At this point, however, ownership of the idea isn’t held by the scientist through the university, as is the case in the research phase; now the company sponsoring the development owns the intellectual property that results. “The ballgame is now different. [The investors] are expecting you to do something with that, and a ‘startup’ company may come out of it,” Dr. Rossomando says. This is where the business plan and marketing come into play, and often where the scientist takes a bit of a back seat.

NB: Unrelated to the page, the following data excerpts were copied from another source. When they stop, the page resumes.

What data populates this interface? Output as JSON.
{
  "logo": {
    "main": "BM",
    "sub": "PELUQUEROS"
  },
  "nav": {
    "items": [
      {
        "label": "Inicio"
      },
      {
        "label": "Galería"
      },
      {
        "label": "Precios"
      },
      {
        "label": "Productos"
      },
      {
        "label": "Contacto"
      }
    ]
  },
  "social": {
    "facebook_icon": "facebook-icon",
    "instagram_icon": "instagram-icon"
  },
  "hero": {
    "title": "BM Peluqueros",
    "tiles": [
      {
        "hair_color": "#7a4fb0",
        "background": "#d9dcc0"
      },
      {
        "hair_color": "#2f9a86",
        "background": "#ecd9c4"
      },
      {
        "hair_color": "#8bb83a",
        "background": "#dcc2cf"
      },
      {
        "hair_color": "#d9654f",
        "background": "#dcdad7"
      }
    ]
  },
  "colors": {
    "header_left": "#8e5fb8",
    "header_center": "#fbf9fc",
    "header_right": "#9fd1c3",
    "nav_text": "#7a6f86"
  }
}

That doesn’t necessarily mean that the only sign of a successful research project is immediate capitalization and commercialization, Dr. Fox says. In other words, just because the researchers or private industry don’t see immediately where the research will take them, it doesn’t mean it shouldn’t be funded.

This points to the business of ideas, executed. According to Dr. Rossomando, by law, if you as a scientist working on a project for a private firm find something of interest, that firm owns the intellectual property, as long as it can protect it. At that point, the company may choose to patent it and profit from the patent executions (like the technology for a caries-resistant composite material, a patent owned by DenMat) or keep it as a trade secret (like the recipe for Coca-Cola).

The face of research may start looking different as we’re getting research closer to practice. Less will be coming from the ivory tower, and more from clinicians.”
—Dr. Christopher Fox

. . . TO HOW THE PATIENT BENEFITS

Some $160 billion is spent on dental care annually across America, according to the American Dental Association. And the technologies that help advance dentistry and prevent disease—from fluoride toothpaste to intraoral cameras to 3D imaging—are all rooted in this process that, although imperfect, successfully combines taxpayer and private industry dollars.

Moving forward, we likely will see four new technologies at the forefront of change, predicts HealthTech magazine: artificial intelligence, 3D printing, teledentistry and virtual reality.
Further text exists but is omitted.